Drivers, businesses to get relief after two years of construction in Elkhart County

ELKHART COUNTY, Ind. --  After two long years of construction on one of Elkhart County’s main roads, the Indiana Department of Transportation said the orange cones that line U.S. 33 for miles in Dunlap will be gone by Nov. 6, but business owners told ABC 57 the wrap-up date cannot come soon enough.

The construction has not only slowed down traffic for drivers, but also traffic into local automotive dealers, gas stations, and other companies along the 2.2 mile stretch of road between Elkhart and Goshen.

“I hear all over town, oh, I won’t even go close to 33, it’s such a mess. And God bless them, I understand how they feel, it’s a big mess for me,” said Mark Mancewicz, who owns Market Motors.

Mancewicz said the newer curb in the center of the road that divides the traffic is anything business friendly.

“I did very, very well before they put that curb in. Now, the traffic can’t even pull in. It’s making it real dangerous. Nobody can pull in, so they go down the intersection and then do U-turns,” said Mancewicz.

He said that is what is ironic, since the Indiana Department of Transportation has claimed the $10 million project will reduce accidents, and make the flow of traffic smoother for drivers.

“It’s terrifically more dangerous. The engineers that did this, I got to talk to some of them in Fort Wayne and Indianapolis, they’re going by a book. And there was rarely anyone up here to actually see how the traffic flows,” he said.

Several businesses have expressed similar frustrations, like Concord Cars.

“We had to go down and ask questions several times. They had the strike, that no one knew anything about. And delays, and stuff like that. So no, it’s not been easy and stuff for business in the area,” said Keith Burnette, General Manager at Concord Cars.

Burnette said construction workers even dug up the driveway, but did not repave for months.

“They just left it there, dirt and stuff, and said ‘see ya next spring,’ cones flying all over the place, dirt all over our cars, so it made it difficult,” he said.

Burnette said on top of that, debris from the construction constantly coats the cars the company is trying to sell to the buyers that actually brave the traffic.

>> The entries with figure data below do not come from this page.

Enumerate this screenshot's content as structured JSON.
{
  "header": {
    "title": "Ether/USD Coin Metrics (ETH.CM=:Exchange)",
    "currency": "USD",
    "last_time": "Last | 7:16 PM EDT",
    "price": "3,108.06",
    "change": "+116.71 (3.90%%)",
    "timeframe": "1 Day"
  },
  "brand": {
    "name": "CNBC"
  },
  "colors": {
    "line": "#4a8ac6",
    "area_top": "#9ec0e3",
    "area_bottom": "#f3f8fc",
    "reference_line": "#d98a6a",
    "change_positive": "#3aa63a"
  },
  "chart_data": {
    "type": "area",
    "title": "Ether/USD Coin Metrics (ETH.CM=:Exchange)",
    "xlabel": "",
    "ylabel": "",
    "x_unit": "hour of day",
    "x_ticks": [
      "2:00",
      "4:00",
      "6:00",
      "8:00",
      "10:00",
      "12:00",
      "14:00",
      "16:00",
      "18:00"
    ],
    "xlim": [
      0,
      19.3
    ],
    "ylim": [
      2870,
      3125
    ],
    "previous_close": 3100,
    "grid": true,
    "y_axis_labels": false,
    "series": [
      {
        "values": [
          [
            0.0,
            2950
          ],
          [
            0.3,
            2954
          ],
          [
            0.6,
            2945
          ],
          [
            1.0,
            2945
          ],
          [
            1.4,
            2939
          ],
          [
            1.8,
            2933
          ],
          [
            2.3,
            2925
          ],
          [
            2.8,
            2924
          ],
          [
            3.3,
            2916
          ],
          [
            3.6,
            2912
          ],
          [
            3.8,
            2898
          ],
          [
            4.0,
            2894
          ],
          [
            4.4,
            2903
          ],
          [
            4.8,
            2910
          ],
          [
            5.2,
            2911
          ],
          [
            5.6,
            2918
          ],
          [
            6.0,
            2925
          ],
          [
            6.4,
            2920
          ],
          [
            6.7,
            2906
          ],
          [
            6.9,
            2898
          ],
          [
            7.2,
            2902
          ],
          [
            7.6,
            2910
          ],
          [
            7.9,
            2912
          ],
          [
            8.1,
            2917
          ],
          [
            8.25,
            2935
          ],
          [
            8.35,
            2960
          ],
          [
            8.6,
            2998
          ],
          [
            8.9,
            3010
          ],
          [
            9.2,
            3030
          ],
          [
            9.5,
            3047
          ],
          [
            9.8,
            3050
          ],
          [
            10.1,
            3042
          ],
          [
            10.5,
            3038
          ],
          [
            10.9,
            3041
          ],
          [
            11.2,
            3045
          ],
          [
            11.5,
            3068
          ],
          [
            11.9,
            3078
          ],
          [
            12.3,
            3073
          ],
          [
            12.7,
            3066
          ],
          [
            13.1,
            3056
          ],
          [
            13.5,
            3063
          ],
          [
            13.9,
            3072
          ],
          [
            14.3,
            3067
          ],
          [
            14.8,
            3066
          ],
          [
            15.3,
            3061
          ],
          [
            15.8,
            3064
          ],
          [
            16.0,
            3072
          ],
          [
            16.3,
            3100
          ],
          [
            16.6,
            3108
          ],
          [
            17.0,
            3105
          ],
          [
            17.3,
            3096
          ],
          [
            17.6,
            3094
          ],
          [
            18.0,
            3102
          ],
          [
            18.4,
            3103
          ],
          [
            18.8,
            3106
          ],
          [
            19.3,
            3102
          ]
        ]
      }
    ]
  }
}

“It’s just increased our cost of keeping cars and inventory clean, inside and out. We can’t open up the vehicles to show them. So it makes it just a little bit tougher, a little more expensive to do business.”

Mancewicz said he has the same problem, “It’s very, very, very, very filthy. It’s dirty. We wash the cars a lot, just to keep things clean.”

Several business owners were also concerned over the lack of communication by state officials, and the resulting uncertainty.

“Are they doing it right? Oh no! Is there any kind of personal, physical, any kind of communication at all? None! Zero, zip.,” said Mancewicz. “Any kind of communication has been done by business owners, or anyone that’s concerned with the street. And if you go there, you’re going to get the same red tape. You’re going to go from office to office, and get real frustrated yourself.”

“They should have been a lot more forthcoming, on top of it. Pushed it, shoved it, whatever to help us out. Because if we lose business, they lose money,” added Burnette.

And money is a top concern for many of the tax-paying businesses. Several have even closed-shop because of the roadblocks.

“You pay a lot of money to be on the street, we’re still paying the taxes higher than crazy. The taxes are being paid like you wouldn’t believe,” said Mancewicz. “What it costs me to be on this street is phenomenal. And, we just got a rate hike that’s higher again!”

The stretch of U.S. 33 under construction is a main gateway between Elkhart and Goshen.

Construction started in August of 2009, and business owners told ABC 57 officials said the construction would take about two years.